Based on the optimal feature subset selected by GA, three random forest (RF) models were constructed, each utilizing one of the feature types: clinical, genomic, and proteomic. In addition, the genetic algorithm was employed for all 38 features of three types, leading to a further reduction in the number of features. This process culminated an integrated model encompassing 18 proteins and 2 clinical features.
The RF models predict the final classification result by aggregating the predictions from all decision trees through majority voting. During each iteration, the fitness of feature subsets was evaluated using a RandomForestClassifier (with random_state=42) as the primary performance metric. The classifier assessed the contribution of each feature subset to the classification task, according to which the samples were divided into high-risk and low-risk groups. The model was optimized in the discovery set using 5-fold cross-validation (training set to validation set ratio 4:1).
Bioinformatics and statistical analysis
The tables of baseline clinical characteristics were calculated by SPSS Statistics (v23.0, IBM Corporation). The Kolmogorov-Smirnov test was used for normality testing of continuous variables, and the independent double-sided Student’s t test was used for variables that conform to the normal distribution. P values were calculated using the nonparametric Mann-Whitney U test for variables that did not meet normality. The chi-square test was used for calculating the P values of categorical variables.
The differentially expressed analyses were performed using the limma package98 (v3.56.2). The P values were adjusted using the B-H method. Samples lacking RFS information or exhibiting persistent disease were excluded when conducting the differentially expressed analyses. The secreted protein data were obtained from the Human Protein Atlas portal (www.proteinatlas.org). Druggable proteins were annotated from the IPA software database. IPA was also used for pathway enrichment of the differentially expressed proteins. Functional analysis of the 52 subtyping proteins was performed by Metascape99. The network was visualized using the STRING database47. Functional enrichment of proteins in subtypes was performed using the R package gsva with the C5 gene ontology biological process gene sets (v2024.1) from the Molecular Signatures Database (MSigDB). Chi-square test was used to calculate the statistical differences in the characteristics among the three proteomic subtypes. The P values in the Kaplan–Meier curve were derived from the Peto-Peto test. The RAS and RET pathway protein list was curated from the MSigDB (v2025.05)100. The differences in protein expression between the gene mutation and wildtype groups were calculated by unpaired two-sided Wilcoxon rank sum test. The P values were adjusted using the B-H method.
Reporting summary
Further information on research design is available in the Nature Portfolio Reporting Summary linked to this article.
Data availability
The mass spectrometry proteomic raw data generated in this study have been deposited in the ProteomeXchange Consortium101 (https://proteomecentral.proteomexchange.org) via the PRIDE database102 under accession code PXD063677. The FUSCC21 dataset used in this study is available in the iProX database103,104 under accession code IPX0004234000. The thyroid dataset is publicly available in the PRIDE database under accession code PXD061183. The remaining data are available within the Article, Supplementary Information or Source Data file. Source data are provided with this paper.
Code availability
Code relevant to data analysis in this study is available at https://github.com/guomics-lab/MTC.
References
Wells, S. A. Jr. et al. Revised American Thyroid Association guidelines for the management of medullary thyroid carcinoma. Thyroid 25, 567–610 (2015).

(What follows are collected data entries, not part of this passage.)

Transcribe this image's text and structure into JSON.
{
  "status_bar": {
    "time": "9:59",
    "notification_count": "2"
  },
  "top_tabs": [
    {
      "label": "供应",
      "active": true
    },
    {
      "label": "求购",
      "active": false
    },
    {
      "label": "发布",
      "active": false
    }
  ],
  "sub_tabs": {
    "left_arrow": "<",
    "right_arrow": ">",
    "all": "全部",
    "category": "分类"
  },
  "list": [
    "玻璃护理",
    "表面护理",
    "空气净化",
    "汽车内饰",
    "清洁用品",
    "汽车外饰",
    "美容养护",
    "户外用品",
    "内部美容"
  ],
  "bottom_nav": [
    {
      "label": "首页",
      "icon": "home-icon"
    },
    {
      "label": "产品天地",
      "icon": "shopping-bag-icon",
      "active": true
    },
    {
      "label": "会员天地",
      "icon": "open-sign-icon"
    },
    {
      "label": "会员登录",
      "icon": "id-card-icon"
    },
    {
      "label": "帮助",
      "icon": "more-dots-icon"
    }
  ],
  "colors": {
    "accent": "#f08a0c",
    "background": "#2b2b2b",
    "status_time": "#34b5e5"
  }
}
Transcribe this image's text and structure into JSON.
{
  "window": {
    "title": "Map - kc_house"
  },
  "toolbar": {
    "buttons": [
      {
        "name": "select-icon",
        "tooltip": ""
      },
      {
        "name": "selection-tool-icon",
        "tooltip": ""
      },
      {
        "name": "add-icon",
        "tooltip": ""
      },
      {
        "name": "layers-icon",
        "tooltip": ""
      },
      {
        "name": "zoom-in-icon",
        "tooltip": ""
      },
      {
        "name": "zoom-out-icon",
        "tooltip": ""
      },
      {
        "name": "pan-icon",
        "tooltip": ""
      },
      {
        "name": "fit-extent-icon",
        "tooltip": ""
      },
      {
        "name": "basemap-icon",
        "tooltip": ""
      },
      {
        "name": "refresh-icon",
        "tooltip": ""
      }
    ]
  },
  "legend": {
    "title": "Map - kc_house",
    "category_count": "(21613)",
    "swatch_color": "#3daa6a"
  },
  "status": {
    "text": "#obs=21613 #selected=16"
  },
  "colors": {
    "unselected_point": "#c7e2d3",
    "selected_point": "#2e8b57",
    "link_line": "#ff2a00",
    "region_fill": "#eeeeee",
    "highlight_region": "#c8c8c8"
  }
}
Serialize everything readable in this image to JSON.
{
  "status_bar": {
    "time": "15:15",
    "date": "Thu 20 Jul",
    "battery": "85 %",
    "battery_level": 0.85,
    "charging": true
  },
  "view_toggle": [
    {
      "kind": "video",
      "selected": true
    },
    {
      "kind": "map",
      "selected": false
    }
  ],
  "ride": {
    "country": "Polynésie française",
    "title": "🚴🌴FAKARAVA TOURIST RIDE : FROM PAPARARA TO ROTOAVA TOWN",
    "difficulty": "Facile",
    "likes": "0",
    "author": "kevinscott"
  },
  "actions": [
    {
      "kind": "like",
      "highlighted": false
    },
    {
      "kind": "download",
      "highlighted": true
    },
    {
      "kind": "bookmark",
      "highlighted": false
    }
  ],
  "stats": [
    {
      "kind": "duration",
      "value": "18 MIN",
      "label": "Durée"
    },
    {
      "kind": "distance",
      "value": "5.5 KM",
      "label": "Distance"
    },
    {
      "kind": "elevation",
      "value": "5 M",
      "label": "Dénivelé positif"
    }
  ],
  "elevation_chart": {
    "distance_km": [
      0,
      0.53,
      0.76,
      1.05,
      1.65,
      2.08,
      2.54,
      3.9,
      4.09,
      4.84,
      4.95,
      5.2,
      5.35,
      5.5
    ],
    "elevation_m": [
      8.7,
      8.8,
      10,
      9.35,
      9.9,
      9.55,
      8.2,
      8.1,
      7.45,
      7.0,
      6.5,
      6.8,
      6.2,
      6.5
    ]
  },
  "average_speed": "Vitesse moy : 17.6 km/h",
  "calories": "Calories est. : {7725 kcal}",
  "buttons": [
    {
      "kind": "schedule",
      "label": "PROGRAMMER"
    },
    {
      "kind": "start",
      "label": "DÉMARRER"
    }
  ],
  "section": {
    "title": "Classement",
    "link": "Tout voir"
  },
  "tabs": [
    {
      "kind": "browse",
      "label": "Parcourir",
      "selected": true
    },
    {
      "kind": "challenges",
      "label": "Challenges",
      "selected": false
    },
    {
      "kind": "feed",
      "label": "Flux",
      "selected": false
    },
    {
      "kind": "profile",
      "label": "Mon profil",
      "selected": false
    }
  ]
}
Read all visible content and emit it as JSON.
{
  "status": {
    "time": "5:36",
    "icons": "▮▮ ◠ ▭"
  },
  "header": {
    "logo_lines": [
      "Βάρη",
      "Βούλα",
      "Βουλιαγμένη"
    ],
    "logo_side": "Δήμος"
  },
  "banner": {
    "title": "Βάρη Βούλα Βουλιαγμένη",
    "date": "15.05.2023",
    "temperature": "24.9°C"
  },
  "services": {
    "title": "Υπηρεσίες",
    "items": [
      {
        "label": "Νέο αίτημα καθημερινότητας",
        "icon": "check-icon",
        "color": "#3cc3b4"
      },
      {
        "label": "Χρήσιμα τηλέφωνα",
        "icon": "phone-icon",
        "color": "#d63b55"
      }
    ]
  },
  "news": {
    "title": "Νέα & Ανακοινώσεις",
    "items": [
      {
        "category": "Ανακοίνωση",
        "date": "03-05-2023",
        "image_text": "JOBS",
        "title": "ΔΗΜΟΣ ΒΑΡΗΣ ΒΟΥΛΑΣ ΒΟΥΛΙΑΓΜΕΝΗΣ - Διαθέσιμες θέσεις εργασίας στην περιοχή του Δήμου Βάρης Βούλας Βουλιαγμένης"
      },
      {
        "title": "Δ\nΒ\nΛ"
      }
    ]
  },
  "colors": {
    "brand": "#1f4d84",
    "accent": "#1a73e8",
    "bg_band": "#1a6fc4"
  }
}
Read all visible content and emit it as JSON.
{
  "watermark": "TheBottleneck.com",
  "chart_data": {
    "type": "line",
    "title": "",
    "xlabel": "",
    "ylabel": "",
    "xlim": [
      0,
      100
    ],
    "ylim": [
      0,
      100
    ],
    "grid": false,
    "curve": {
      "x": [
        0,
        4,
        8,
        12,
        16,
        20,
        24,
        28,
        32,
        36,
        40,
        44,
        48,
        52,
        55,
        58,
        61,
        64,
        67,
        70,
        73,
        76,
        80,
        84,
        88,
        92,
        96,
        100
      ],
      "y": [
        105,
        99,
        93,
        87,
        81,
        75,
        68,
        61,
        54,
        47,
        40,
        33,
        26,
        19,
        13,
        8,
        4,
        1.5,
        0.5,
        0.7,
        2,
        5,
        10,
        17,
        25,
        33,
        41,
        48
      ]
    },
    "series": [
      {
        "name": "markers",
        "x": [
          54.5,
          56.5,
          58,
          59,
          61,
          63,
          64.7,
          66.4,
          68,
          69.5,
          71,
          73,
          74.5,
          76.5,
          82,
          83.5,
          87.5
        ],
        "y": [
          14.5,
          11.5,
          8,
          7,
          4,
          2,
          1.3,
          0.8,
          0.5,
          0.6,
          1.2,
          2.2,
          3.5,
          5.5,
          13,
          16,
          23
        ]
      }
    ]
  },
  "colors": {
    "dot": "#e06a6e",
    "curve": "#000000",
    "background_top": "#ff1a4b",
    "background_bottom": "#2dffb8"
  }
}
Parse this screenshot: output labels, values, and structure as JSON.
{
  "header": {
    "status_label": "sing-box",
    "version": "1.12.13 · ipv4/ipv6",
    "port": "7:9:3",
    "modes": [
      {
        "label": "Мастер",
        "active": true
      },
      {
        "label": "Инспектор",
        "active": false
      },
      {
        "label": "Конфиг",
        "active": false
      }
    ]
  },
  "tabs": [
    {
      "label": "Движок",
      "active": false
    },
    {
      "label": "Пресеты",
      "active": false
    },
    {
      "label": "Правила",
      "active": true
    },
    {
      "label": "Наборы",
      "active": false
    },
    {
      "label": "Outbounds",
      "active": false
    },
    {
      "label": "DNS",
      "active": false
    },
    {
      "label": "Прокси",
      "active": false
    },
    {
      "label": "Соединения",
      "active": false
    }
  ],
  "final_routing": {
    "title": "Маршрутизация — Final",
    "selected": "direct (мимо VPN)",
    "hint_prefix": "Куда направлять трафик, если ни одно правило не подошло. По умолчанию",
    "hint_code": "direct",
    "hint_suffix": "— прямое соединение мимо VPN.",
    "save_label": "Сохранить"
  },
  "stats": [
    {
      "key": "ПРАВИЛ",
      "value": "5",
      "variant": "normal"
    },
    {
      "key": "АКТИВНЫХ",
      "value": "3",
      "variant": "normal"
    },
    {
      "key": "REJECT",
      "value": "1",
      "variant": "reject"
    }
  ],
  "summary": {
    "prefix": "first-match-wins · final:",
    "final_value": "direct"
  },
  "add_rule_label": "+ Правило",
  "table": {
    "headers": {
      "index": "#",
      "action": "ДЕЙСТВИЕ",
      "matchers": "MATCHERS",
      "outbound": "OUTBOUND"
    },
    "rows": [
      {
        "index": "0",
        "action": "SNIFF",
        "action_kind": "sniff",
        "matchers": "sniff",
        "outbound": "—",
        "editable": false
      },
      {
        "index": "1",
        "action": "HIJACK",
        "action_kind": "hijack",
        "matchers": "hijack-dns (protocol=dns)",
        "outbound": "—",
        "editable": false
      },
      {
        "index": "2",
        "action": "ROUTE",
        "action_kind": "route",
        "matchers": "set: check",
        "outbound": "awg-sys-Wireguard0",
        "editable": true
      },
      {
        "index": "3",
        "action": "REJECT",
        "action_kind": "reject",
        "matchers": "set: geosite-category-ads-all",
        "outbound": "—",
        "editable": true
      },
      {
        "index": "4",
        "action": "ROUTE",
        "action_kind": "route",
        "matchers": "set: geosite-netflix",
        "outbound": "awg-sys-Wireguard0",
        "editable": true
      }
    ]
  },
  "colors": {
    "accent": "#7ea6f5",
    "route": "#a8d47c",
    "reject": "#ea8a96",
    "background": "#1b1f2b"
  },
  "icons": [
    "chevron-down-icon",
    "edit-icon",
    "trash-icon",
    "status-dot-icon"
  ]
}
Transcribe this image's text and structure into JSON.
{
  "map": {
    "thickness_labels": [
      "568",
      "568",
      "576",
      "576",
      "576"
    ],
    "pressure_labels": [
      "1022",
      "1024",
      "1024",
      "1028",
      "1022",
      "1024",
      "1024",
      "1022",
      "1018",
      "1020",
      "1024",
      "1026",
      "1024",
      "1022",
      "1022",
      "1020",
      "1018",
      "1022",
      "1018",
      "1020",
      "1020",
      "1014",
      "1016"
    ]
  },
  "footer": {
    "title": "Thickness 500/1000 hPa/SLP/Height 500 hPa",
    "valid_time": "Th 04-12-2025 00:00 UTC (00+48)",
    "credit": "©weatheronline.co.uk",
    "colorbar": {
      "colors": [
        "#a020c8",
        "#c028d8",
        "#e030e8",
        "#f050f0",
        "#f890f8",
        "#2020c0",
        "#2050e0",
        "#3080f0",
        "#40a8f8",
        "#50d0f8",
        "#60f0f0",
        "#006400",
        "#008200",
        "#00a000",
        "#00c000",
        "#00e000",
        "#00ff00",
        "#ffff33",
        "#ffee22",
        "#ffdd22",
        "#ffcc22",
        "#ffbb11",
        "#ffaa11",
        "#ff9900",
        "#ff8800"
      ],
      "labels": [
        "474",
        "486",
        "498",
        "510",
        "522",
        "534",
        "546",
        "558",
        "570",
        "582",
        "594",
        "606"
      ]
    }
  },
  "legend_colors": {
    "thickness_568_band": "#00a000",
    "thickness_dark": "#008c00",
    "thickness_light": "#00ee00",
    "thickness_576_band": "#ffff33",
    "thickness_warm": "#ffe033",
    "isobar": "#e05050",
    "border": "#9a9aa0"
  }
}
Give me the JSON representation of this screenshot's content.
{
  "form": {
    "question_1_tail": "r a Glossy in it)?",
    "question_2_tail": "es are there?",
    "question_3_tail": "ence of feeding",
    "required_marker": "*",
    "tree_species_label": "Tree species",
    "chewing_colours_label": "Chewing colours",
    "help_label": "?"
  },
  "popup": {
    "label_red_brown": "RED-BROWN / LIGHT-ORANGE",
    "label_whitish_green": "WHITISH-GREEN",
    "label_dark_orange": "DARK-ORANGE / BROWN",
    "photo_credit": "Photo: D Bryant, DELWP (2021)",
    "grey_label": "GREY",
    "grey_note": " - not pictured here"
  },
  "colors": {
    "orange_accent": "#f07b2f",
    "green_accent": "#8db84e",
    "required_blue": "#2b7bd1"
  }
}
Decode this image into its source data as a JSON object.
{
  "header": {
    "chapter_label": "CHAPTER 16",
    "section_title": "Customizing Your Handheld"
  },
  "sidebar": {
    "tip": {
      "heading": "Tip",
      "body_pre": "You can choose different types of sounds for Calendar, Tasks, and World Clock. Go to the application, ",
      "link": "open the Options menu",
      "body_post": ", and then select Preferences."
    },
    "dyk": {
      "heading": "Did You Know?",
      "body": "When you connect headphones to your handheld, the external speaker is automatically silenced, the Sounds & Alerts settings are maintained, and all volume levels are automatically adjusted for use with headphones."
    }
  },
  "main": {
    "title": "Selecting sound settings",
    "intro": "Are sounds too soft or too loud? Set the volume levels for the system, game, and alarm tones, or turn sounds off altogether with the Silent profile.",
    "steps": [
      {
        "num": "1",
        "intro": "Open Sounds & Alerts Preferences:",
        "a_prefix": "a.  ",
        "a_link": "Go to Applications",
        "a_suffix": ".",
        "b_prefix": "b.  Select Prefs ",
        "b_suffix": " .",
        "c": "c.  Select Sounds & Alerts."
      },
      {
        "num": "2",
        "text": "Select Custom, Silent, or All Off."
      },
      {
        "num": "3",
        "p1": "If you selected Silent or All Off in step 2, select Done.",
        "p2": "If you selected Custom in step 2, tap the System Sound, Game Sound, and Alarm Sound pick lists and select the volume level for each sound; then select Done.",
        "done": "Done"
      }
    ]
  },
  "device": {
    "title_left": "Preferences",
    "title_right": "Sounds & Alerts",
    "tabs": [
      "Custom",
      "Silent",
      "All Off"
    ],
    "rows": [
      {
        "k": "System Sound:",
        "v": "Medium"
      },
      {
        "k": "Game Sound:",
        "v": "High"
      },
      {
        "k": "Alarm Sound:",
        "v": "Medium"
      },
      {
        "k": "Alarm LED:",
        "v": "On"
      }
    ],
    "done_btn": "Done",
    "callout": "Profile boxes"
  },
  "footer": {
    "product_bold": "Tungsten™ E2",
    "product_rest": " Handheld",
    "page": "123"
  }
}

Lim, H., Devesa, S. S., Sosa, J. A., Check, D. & Kitahara, C. M. Trends in thyroid cancer incidence and mortality in the United States, 1974-2013. JAMA 317, 1338–1348 (2017).
Pereira, M., Williams, V. L., Hallanger Johnson, J. & Valderrabano, P. Thyroid cancer incidence trends in the United States: association with changes in professional guideline recommendations. Thyroid 30, 1132–1140 (2020).
Roman, S., Lin, R. & Sosa, J. A. Prognosis of medullary thyroid carcinoma: demographic, clinical, and pathologic predictors of survival in 1252 cases. Cancer 107, 2134–2142 (2006).
Moley, J. F. Medullary thyroid carcinoma: management of lymph node metastases. J. Natl. Compr. Cancer Netw. 8, 549–556 (2010).
Moley, J. F. & DeBenedetti, M. K. Patterns of nodal metastases in palpable medullary thyroid carcinoma: recommendations for extent of node dissection. Ann. Surg. 229, 880–887 (1999).
Bartz-Kurycki, M. A., Oluwo, O. E. & Morris-Wiseman, L. F. Medullary thyroid carcinoma: recent advances in identification, treatment, and prognosis. Ther. Adv. Endocrinol. Metab. 12, 20420188211049611 (2021).
Kuo, E. J. et al. Risk factors associated with reoperation and disease-specific mortality in patients with medullary thyroid carcinoma. JAMA Surg. 153, 52–59 (2018).
Jung, C. K. et al. Update on C-cell neuroendocrine neoplasm: prognostic and predictive histopathologic and molecular features of medullary thyroid carcinoma. Endocr. Pathol. 34, 1–22 (2023).
Kotwal, A., Erickson, D., Geske, J. R., Hay, I. D. & Castro, M. R. Predicting outcomes in sporadic and hereditary medullary thyroid carcinoma over two decades. Thyroid 31, 616–626 (2021).
Xu, B. et al. Association of the genomic profile of medullary thyroid carcinoma with tumor characteristics and clinical outcomes in an international multicenter study. Thyroid 34, 167–176 (2024).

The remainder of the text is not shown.